Background: Craniopharyngiomas are epithelial tumors of the suprasellar region, unanimously defined as benign. Despite the benign histological aspect and apparent gross total resection achieved in a proportion of cases, recurrence rate remains about 30% at 10 years. The role of 7 pathological factors as predictors of recurrence and clinical outcome in craniopharyngioma patients is controversial, as well as the prognostic role of the evaluation of proliferation potential.
Material and methods: In the present study, the proliferation potential of 37 craniopharyngiomas was investigated by analyzing the pattern of Ki-67-MIBI immunoreactivity; the data have been analyzed in relation to age of the patient, histologic type (adamantinomatous/squamous papillary), microscopic and cytochemical features.

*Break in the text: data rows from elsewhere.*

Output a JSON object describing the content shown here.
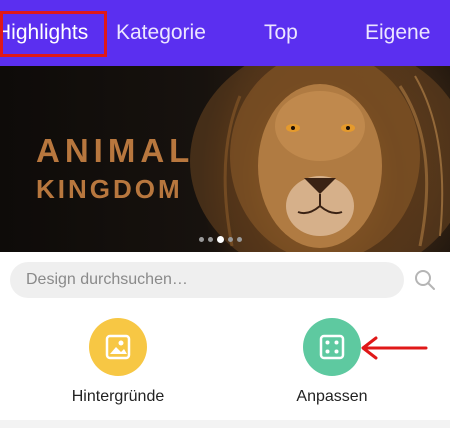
{
  "tabs": [
    {
      "label": "Highlights"
    },
    {
      "label": "Kategorie"
    },
    {
      "label": "Top"
    },
    {
      "label": "Eigene"
    }
  ],
  "banner": {
    "title_line1": "ANIMAL",
    "title_line2": "KINGDOM",
    "pager": {
      "count": 5,
      "active_index": 2
    }
  },
  "search": {
    "placeholder": "Design durchsuchen…"
  },
  "categories": [
    {
      "label": "Hintergründe",
      "icon": "image-icon",
      "color": "#f7c744"
    },
    {
      "label": "Anpassen",
      "icon": "dice-icon",
      "color": "#5ec9a0"
    }
  ],
  "colors": {
    "tabbar": "#5b2ff0",
    "annotation": "#e01818"
  }
}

Results: Craniopharyngiomas operated in adults have a higher MIB-1-LI than those of children; the epithelial cells abutting the stromal cysts are engaged in the cell cycle, while this is not the case for the cells abutting the nervous tissue; MIB-1-LIs of adamantinomatous craniopharyngiomas are not different from those of squamous papillary craniopharyngiomas, the localization of MIB-1-positive nuclei is different in the 2 craniopharyngioma types, non-epithelial cells proliferate in the stromal component of craniopharyngiomas.

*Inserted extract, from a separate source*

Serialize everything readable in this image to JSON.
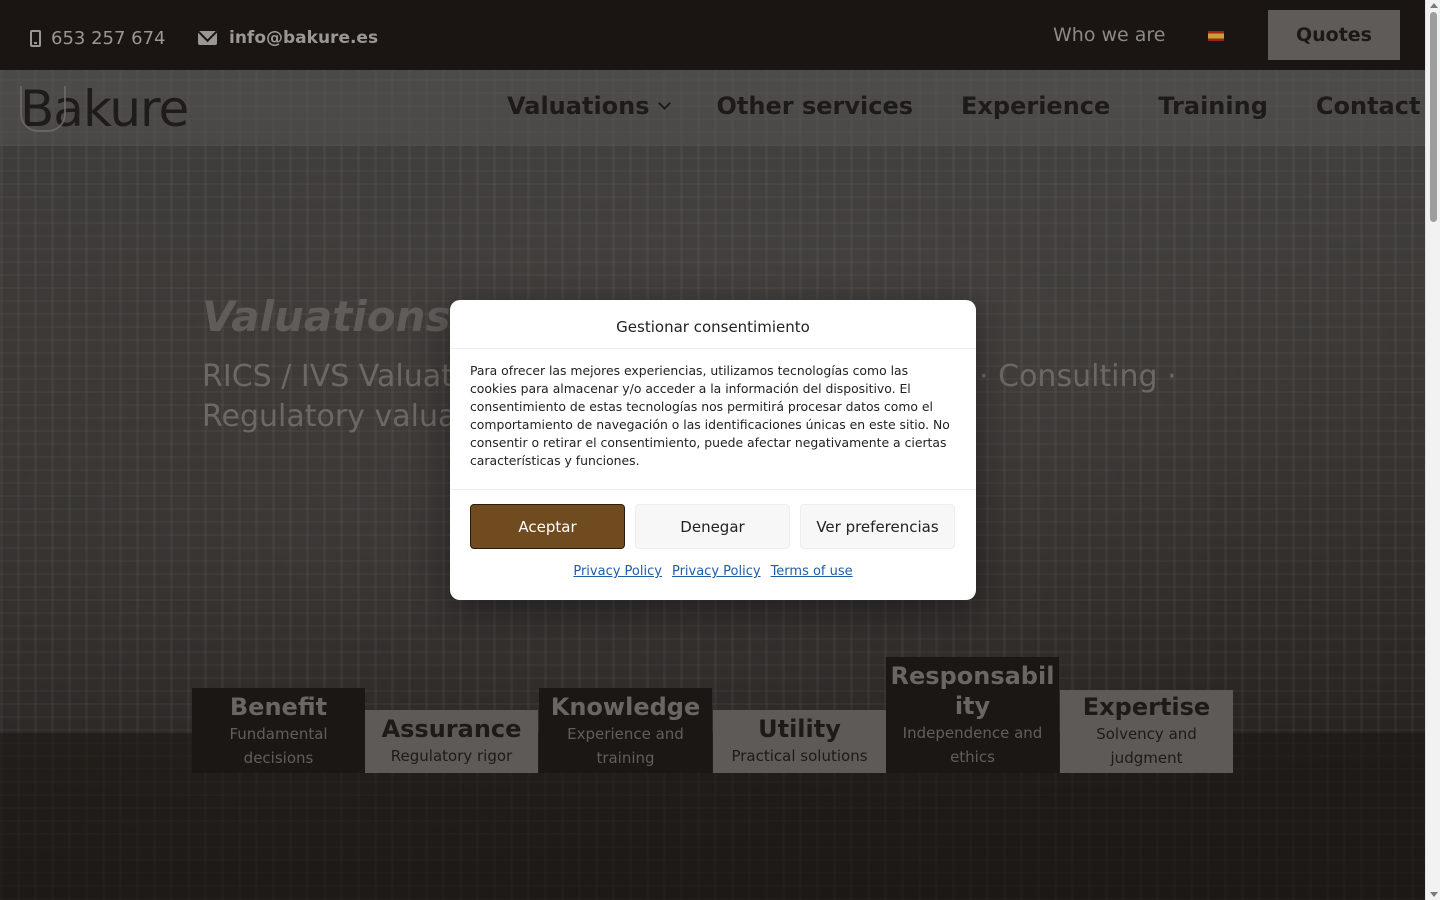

Conclusions: By analyzing these data while considering all available information on the efficacy of surgery and radiotherapy, the proliferation potential of craniopharyngiomas, when evaluated by MIB-1, has no role in the outcome. The very low MIB-1-LI of the intracerebral tumor growth indicates that uncompletely resected tumor remnants do not represent an active starting point of recurrence.